No one in Seventh-day Adventist churches, besides the pastor, has more influence than an elder. Who better, then, to provide insight into the best ways to support our pastors? With that in mind, OUTLOOK editor Martin Weber asked each president of Mid-America’s six local conferences to select two elders—one from a larger church and another from a smaller church—who represent the excellence and spirituality of their calling. Eleven responded to our request for an interview. In this nine-part series, these elders share their wisdom on how to make pastoral appreciation a practical, year-round experience in our churches.
OUTLOOK: You have been chosen by your conference president as being an exemplary local church elder. What does this mean to you?
Nigel Abrahams (Lifesource Adventist Fellowship, Denver, CO): It’s quite a humbling honor. The honor is in knowing you’ve been entrusted with a share of the responsibility of caring for God’s people. But it is humbling to realize how little one can do of themselves.
JoAnn Arnold (Bismarck, ND): As a church elder I have been selected as a spiritual leader, as an under-shepherd of God’s people to help guide, direct, and train our people. Most of all I love all our people and want them all saved in God’s kingdom. It is a very humbling experience as it is a sacred trust and a responsibility that I take very seriously. As a Seventh-day Adventist Christian it is my privilege to share with members and non-members that Jesus is my Savior and Lord and that He loves them and wants them to share eternity with Him.
Steve Bascom (Gutherie Center, IA): I feel this is an opportunity to act as a servant leader for our local church.
Joe Bates (Aitkin, MN): It means I am privileged to be a part of a group in our church that is actively seeking God to bring revival and growth to His church.
Alan Brass (Colorado Springs Central, CO): It is a humbling privilege to be asked to serve in a capacity such as elder. That being said, it is a humbling privilege to be asked to serve in any capacity, when your church sees you as being the right person for this time.
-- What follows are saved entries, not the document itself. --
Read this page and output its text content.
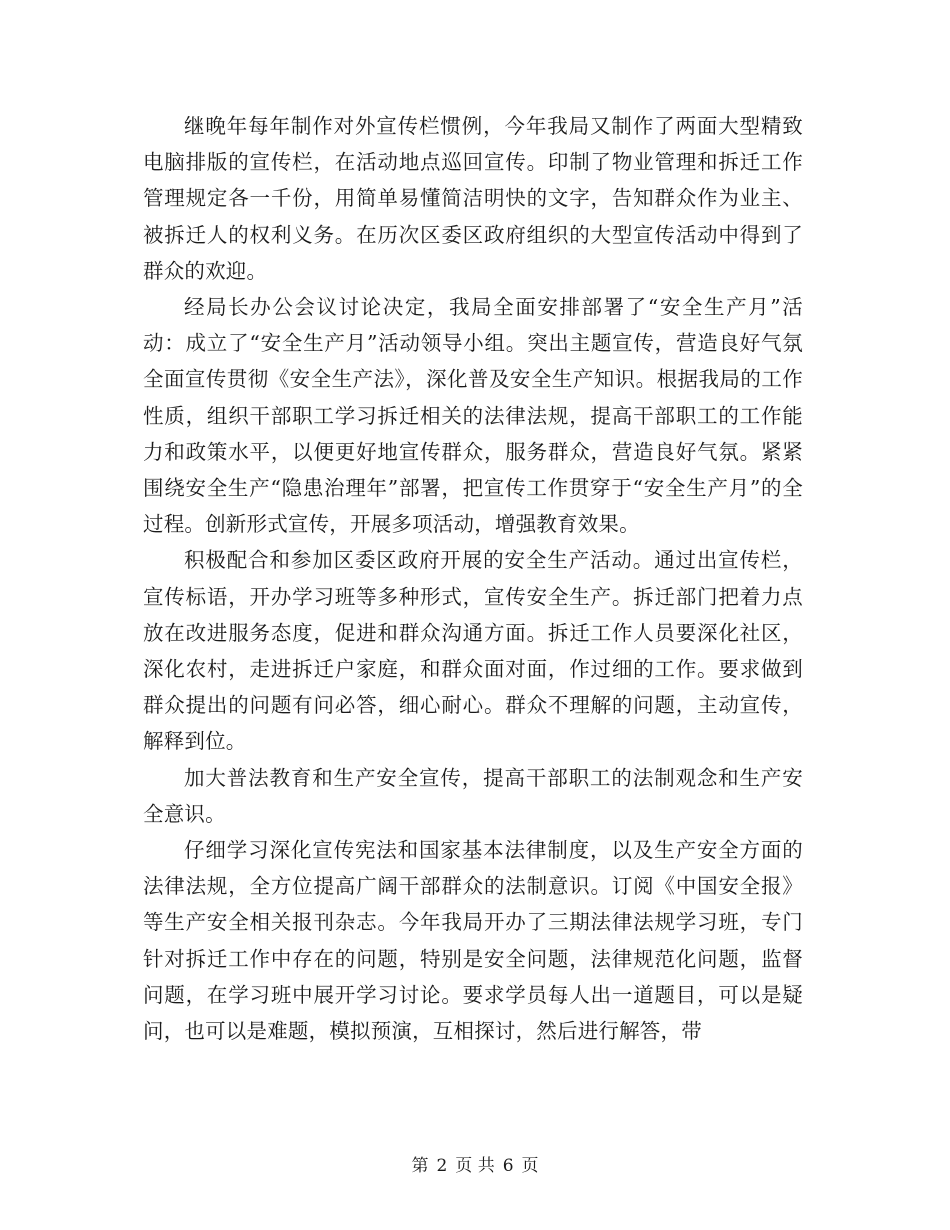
继晚年每年制作对外宣传栏惯例，今年我局又制作了两面大型精致电脑排版的宣传栏，在活动地点巡回宣传。印制了物业管理和拆迁工作管理规定各一千份，用简单易懂简洁明快的文字，告知群众作为业主、被拆迁人的权利义务。在历次区委区政府组织的大型宣传活动中得到了群众的欢迎。

经局长办公会议讨论决定，我局全面安排部署了“安全生产月”活动：成立了“安全生产月”活动领导小组。突出主题宣传，营造良好气氛全面宣传贯彻《安全生产法》，深化普及安全生产知识。根据我局的工作性质，组织干部职工学习拆迁相关的法律法规，提高干部职工的工作能力和政策水平，以便更好地宣传群众，服务群众，营造良好气氛。紧紧围绕安全生产“隐患治理年”部署，把宣传工作贯穿于“安全生产月”的全过程。创新形式宣传，开展多项活动，增强教育效果。

积极配合和参加区委区政府开展的安全生产活动。通过出宣传栏，宣传标语，开办学习班等多种形式，宣传安全生产。拆迁部门把着力点放在改进服务态度，促进和群众沟通方面。拆迁工作人员要深化社区，深化农村，走进拆迁户家庭，和群众面对面，作过细的工作。要求做到群众提出的问题有问必答，细心耐心。群众不理解的问题，主动宣传，解释到位。

加大普法教育和生产安全宣传，提高干部职工的法制观念和生产安全意识。

仔细学习深化宣传宪法和国家基本法律制度，以及生产安全方面的法律法规，全方位提高广阔干部群众的法制意识。订阅《中国安全报》等生产安全相关报刊杂志。今年我局开办了三期法律法规学习班，专门针对拆迁工作中存在的问题，特别是安全问题，法律规范化问题，监督问题，在学习班中展开学习讨论。要求学员每人出一道题目，可以是疑问，也可以是难题，模拟预演，互相探讨，然后进行解答，带

第 2 页 共 6 页
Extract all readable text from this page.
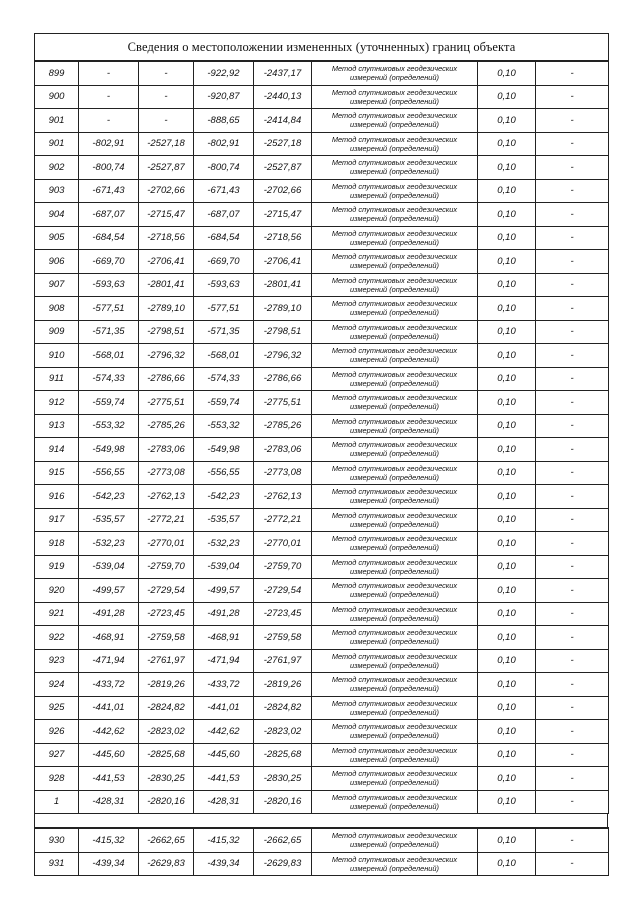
Сведения о местоположении измененных (уточненных) границ объекта							
899	-	-	-922,92	-2437,17	Метод спутниковых геодезических
измерений (определений)	0,10	-
900	-	-	-920,87	-2440,13	Метод спутниковых геодезических
измерений (определений)	0,10	-
901	-	-	-888,65	-2414,84	Метод спутниковых геодезических
измерений (определений)	0,10	-
901	-802,91	-2527,18	-802,91	-2527,18	Метод спутниковых геодезических
измерений (определений)	0,10	-
902	-800,74	-2527,87	-800,74	-2527,87	Метод спутниковых геодезических
измерений (определений)	0,10	-
903	-671,43	-2702,66	-671,43	-2702,66	Метод спутниковых геодезических
измерений (определений)	0,10	-
904	-687,07	-2715,47	-687,07	-2715,47	Метод спутниковых геодезических
измерений (определений)	0,10	-
905	-684,54	-2718,56	-684,54	-2718,56	Метод спутниковых геодезических
измерений (определений)	0,10	-
906	-669,70	-2706,41	-669,70	-2706,41	Метод спутниковых геодезических
измерений (определений)	0,10	-
907	-593,63	-2801,41	-593,63	-2801,41	Метод спутниковых геодезических
измерений (определений)	0,10	-
908	-577,51	-2789,10	-577,51	-2789,10	Метод спутниковых геодезических
измерений (определений)	0,10	-
909	-571,35	-2798,51	-571,35	-2798,51	Метод спутниковых геодезических
измерений (определений)	0,10	-
910	-568,01	-2796,32	-568,01	-2796,32	Метод спутниковых геодезических
измерений (определений)	0,10	-
911	-574,33	-2786,66	-574,33	-2786,66	Метод спутниковых геодезических
измерений (определений)	0,10	-
912	-559,74	-2775,51	-559,74	-2775,51	Метод спутниковых геодезических
измерений (определений)	0,10	-
913	-553,32	-2785,26	-553,32	-2785,26	Метод спутниковых геодезических
измерений (определений)	0,10	-
914	-549,98	-2783,06	-549,98	-2783,06	Метод спутниковых геодезических
измерений (определений)	0,10	-
915	-556,55	-2773,08	-556,55	-2773,08	Метод спутниковых геодезических
измерений (определений)	0,10	-
916	-542,23	-2762,13	-542,23	-2762,13	Метод спутниковых геодезических
измерений (определений)	0,10	-
917	-535,57	-2772,21	-535,57	-2772,21	Метод спутниковых геодезических
измерений (определений)	0,10	-
918	-532,23	-2770,01	-532,23	-2770,01	Метод спутниковых геодезических
измерений (определений)	0,10	-
919	-539,04	-2759,70	-539,04	-2759,70	Метод спутниковых геодезических
измерений (определений)	0,10	-
920	-499,57	-2729,54	-499,57	-2729,54	Метод спутниковых геодезических
измерений (определений)	0,10	-
921	-491,28	-2723,45	-491,28	-2723,45	Метод спутниковых геодезических
измерений (определений)	0,10	-
922	-468,91	-2759,58	-468,91	-2759,58	Метод спутниковых геодезических
измерений (определений)	0,10	-
923	-471,94	-2761,97	-471,94	-2761,97	Метод спутниковых геодезических
измерений (определений)	0,10	-
924	-433,72	-2819,26	-433,72	-2819,26	Метод спутниковых геодезических
измерений (определений)	0,10	-
925	-441,01	-2824,82	-441,01	-2824,82	Метод спутниковых геодезических
измерений (определений)	0,10	-
926	-442,62	-2823,02	-442,62	-2823,02	Метод спутниковых геодезических
измерений (определений)	0,10	-
927	-445,60	-2825,68	-445,60	-2825,68	Метод спутниковых геодезических
измерений (определений)	0,10	-
928	-441,53	-2830,25	-441,53	-2830,25	Метод спутниковых геодезических
измерений (определений)	0,10	-
1	-428,31	-2820,16	-428,31	-2820,16	Метод спутниковых геодезических
измерений (определений)	0,10	-
930	-415,32	-2662,65	-415,32	-2662,65	Метод спутниковых геодезических
измерений (определений)	0,10	-
931	-439,34	-2629,83	-439,34	-2629,83	Метод спутниковых геодезических
измерений (определений)	0,10	-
Bobby Franklin (Claremont, Pueblo, CO): It’s an honor and privilege.
Jenni Glass (New Haven, Kansas City, KS): Being an ordained local church elder is a confirmation of my calling to ministry. Most people just see elders on the platform on Sabbath, but I have learned that the biggest ministry for elders is PRAYER. Being an elder means being a prayer warrior, a listening ear and support system for the pastors and congregation.
Michael Kelsey (St. Louis Central, MO): It is an important responsibility to help God’s work grow where we live. Being asked to lead can be scary in some ways, but to stretch past our comfort can show us things about ourselves that God has been trying to help us see.
Gina Olberg (Andover, MN): It means being in tune with my church family, with their needs and concerns about personal lives. It means being open to conversation and questions. Learning people’s names and family structures, sympathizing and also rejoicing with each other. Most of all it means leaning on Jesus, accepting His grace and showing that grace to others. And asking forgiveness when I fail in these things.
Merlin Wehling (Kearney, NE): As a leader of a small church I have many things that I attend to, but by far the most important responsibility as a leader is to keep all leaders and directors working and serving in harmony and unison. With resources and workers in short supply in a small church, it is vital that all involved are committed and supportive. I have been so blessed to be a leader here in Kearney where so many are willing and able to help out and support the work of the church.
Kathy Widicker (Bowdon Country Church, ND): It is a humbling experience. It is a great responsibility.